The key now for the prospects of our near-term future economic growth is “access to” credit.

Without increasing access to credit (and assuming near nil real income growth), Americans will feel as though their wealth is in decline.

While this could be a good thing long term as Americans re-learn thrift and are forced to break their reliance on debt, in the near term, less access to credit would likely equate to more deflationary macro-trends.

Even with the immense government support of the mortgage market, the latest read of non-revolving credit outstanding shows continued tepid contraction at $1.592 trillion, a level more or less unchanged for about two years.

Revolving credit, on the other hand, is undergoing a massive shift.

Looking at the following chart although one could conclude that Americans are becoming more aware of the burdens of debt, cutting back to the tune of 9.43% on a year-over-year basis (nearly the most significant annual rate of decline on record), it’s more than likely the case that this contraction is occurring as a result of lenders simply continuing to pull back, limiting access to credit.

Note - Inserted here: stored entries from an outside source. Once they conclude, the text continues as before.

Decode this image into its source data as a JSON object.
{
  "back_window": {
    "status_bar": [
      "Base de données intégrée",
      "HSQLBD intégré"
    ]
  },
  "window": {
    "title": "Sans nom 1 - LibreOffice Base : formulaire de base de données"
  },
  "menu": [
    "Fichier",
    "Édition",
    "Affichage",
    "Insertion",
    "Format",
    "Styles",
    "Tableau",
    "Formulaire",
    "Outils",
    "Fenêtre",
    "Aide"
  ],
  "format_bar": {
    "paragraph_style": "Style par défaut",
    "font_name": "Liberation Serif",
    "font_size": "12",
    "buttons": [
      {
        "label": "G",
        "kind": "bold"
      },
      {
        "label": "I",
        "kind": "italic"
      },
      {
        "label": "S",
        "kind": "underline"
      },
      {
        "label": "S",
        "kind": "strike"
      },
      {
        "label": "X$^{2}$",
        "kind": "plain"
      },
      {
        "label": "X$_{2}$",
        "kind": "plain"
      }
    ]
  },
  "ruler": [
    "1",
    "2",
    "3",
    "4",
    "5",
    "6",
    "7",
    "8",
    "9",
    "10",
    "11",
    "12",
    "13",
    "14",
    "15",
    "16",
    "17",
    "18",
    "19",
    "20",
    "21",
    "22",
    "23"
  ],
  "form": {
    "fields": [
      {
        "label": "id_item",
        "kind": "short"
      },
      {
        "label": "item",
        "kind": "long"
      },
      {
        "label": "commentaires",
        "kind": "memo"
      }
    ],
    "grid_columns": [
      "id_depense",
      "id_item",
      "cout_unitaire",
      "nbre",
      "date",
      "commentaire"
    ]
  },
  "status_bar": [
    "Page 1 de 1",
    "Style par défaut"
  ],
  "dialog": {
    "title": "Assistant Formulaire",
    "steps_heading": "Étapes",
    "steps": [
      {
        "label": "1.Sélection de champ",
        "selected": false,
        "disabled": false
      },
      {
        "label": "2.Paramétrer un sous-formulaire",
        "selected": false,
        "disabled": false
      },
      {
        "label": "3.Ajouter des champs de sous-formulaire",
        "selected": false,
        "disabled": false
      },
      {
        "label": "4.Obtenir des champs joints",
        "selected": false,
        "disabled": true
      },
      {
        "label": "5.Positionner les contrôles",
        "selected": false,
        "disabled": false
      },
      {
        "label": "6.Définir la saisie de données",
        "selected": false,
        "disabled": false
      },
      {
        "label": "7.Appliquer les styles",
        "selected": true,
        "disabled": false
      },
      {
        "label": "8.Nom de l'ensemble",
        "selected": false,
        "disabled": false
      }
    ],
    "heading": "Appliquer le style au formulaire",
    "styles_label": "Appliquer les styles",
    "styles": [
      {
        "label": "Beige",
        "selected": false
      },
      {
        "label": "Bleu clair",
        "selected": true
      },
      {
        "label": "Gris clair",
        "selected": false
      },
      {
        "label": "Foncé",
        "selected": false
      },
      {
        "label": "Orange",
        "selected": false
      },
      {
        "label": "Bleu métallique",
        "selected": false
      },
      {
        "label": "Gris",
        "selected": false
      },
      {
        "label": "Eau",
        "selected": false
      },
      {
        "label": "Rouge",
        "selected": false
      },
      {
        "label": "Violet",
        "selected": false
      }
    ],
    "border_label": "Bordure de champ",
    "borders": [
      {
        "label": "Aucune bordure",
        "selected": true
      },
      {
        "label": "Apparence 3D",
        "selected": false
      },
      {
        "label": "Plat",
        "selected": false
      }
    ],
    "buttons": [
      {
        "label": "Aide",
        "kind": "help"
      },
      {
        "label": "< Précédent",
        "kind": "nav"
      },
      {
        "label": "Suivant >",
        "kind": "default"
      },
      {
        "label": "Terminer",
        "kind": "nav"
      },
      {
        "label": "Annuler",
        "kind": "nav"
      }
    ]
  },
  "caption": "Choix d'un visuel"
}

Reduced personal debt lines and canceled home equity lines of credit as well as a general tightening of credit standards are likely working to reduce Americans sense of personal wealth and in turn resulting in further consumer retrenchment and an exacerbation the economic decline.

Just as increasing access to credit worked to fuel decades of economic expansion, collapsing access will provide serious headwinds to any durable recovery.